То ли кто-то из полячек понимал по-русски, то ли они почуяли недоброе, но все три паненки дружно кинулись к Прошкину, умоляюще сложив руки на груди. Из их быстрого и взволнованного щебетания Павел понял только «прошу пана» и «пше прашем», но комиссар, поднаторевший за полгода «разуметь по-польски», криво усмехнулся.
— Они говорят, — пояснил он Дементьеву, — мол, делайте с нами что хотите, бейте, насилуйте, мы сами разденемся, только коханых наших, то есть полюбовников, не троньте. И немец, как я понял, тоже у кого-то из них в полюбовниках числится.
Павел смотрел на женщин со смешанным чувством жалости и гадливости. «Да, бить по немцам «эрэсами» куда достойнее, — думал он. — Черт бы побрал этих сучек — навязались на мою голову…».
— Что будем делать, капитан? — напомнил Прошкин.

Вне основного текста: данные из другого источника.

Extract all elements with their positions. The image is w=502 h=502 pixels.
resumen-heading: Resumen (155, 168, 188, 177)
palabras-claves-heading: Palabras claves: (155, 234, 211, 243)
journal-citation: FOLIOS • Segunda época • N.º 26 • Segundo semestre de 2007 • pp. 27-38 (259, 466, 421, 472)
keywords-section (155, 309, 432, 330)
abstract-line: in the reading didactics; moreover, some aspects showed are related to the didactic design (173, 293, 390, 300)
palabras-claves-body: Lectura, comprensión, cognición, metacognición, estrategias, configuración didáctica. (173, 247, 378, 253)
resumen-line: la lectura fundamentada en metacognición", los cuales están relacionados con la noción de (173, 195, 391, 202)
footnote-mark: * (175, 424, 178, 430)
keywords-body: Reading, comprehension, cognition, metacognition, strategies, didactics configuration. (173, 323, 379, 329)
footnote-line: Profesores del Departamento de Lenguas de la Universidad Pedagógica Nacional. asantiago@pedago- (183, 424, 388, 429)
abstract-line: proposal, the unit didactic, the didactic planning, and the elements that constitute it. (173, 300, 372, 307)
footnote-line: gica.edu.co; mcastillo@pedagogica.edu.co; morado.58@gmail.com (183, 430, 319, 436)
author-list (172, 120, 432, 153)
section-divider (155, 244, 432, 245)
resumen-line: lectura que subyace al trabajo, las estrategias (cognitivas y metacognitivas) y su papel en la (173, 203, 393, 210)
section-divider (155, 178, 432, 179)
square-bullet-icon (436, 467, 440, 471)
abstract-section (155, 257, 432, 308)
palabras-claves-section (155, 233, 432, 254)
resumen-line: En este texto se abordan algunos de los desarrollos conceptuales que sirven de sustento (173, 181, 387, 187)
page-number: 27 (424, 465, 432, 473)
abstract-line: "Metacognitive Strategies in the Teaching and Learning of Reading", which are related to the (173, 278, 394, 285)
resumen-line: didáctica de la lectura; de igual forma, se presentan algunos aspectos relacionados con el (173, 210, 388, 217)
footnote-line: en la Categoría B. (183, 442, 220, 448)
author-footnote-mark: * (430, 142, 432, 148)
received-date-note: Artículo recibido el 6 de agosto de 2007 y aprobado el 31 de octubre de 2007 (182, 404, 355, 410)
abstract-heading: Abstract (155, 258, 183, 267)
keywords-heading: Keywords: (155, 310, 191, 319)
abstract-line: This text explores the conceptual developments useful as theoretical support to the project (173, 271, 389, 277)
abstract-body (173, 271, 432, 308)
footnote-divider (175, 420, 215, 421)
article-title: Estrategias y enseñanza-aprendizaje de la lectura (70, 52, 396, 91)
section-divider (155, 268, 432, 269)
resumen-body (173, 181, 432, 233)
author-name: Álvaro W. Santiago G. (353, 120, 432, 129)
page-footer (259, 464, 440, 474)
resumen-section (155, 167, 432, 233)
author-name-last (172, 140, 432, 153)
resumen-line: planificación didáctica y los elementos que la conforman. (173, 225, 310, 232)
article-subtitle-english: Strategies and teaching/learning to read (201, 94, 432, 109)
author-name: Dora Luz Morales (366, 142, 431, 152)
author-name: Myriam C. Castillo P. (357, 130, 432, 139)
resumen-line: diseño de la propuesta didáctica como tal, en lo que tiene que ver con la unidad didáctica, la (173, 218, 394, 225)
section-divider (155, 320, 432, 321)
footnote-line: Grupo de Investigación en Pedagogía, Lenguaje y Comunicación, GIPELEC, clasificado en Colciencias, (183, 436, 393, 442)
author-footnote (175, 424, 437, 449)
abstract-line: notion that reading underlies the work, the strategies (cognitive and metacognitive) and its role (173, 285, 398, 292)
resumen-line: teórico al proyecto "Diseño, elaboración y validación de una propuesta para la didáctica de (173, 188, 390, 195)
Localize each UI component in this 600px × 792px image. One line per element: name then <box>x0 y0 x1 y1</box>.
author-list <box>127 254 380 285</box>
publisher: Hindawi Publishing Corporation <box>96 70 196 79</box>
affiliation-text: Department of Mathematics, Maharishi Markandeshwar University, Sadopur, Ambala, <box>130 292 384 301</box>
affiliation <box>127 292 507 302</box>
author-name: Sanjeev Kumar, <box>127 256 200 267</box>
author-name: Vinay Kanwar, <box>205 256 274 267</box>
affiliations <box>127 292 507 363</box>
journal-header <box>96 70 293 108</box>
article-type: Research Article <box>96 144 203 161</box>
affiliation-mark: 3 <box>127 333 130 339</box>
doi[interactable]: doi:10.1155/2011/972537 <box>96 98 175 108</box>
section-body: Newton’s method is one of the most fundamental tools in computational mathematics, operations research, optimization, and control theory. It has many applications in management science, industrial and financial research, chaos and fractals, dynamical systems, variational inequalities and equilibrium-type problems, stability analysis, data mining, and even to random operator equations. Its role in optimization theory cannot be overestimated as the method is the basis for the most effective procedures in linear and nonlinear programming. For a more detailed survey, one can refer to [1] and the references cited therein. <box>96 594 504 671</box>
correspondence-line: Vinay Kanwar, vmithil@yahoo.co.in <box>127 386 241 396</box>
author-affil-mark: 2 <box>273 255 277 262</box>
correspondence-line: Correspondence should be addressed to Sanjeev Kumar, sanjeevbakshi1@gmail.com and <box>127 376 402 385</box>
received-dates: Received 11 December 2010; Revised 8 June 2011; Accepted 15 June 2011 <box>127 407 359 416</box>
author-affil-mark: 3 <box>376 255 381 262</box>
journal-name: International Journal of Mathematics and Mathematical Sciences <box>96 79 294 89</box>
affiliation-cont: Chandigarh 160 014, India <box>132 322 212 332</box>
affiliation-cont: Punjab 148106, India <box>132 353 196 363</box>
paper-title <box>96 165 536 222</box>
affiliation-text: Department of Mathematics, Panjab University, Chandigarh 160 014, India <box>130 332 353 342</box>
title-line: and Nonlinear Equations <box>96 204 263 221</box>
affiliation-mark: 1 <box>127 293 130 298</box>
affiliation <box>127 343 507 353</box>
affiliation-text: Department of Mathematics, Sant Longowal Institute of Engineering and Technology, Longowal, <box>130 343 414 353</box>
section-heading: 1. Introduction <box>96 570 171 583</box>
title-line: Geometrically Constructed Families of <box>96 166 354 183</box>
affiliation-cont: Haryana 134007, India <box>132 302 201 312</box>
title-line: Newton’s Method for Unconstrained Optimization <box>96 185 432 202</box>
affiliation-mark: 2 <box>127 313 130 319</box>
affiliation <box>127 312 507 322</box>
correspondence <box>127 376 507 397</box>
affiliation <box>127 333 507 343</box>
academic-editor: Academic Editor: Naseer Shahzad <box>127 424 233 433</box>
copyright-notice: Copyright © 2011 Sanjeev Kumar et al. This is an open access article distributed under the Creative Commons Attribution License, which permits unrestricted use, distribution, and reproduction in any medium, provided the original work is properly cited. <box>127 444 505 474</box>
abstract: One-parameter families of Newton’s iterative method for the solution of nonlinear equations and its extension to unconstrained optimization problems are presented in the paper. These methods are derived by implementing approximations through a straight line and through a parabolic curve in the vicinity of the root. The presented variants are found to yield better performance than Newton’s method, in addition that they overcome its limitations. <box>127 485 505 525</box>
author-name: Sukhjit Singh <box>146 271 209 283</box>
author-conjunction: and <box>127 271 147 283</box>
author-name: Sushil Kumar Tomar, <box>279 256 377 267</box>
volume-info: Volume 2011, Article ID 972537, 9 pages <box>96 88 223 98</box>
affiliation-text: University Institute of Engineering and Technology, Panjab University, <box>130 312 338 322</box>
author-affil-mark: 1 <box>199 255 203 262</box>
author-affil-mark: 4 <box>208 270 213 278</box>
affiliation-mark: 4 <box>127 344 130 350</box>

«Хлопнуть их всех — и баста!» — вспомнил Дементьев слова полковника Темника.
— Мужчин расстрелять, — приказал он, — а баб гнать в три шеи! Пусть пешком идут в свой фатерланд или куда они там собрались.
Паненки взвыли. Солдаты оттащили их в сторону от машины; женщины вырывались, выкрикивая что-то бессвязное. Немец и поляки понуро пошли к обочине, подталкиваемые в спины стволами автоматов.
Сухо простучали автоматные очереди, а через некоторое время зареванные паненки исчезли в толпе беженцев, бредущих по обочине и с опаской поглядывающих на русские танки. Беженцы не обращали особого внимания на свежие трупы, лежавшие у самого края дороги, — они просто обходили их, чтобы не запачкаться.
Дивизион тронулся дальше — «катюши» шли на запад.
* * *
Глубокий танковый рейд очень мало похож на победную прогулку по тылам в панике бегущего противника, и меньше всего он напоминает увеселительное путешествие с целью ознакомления с красотами природы и местными архитектурными достопримечательностями. Слуги Зверя оборонялись свирепо: навстречу «тридцатьчетверкам» полковника Темника выходили «тигры» и «элефанты», из засад били противотанковые пушки-«змеи», а в домах городков и поселков прятались фаустники. Железная рука тотальной мобилизации загребала шестидесятилетних стариков и шестнадцатилетних подростков, но хватало еще у Дракона и настоящих вояк, фанатично преданных фюреру и готовых драться до конца. И горели наши танки, становясь братскими могилами экипажей…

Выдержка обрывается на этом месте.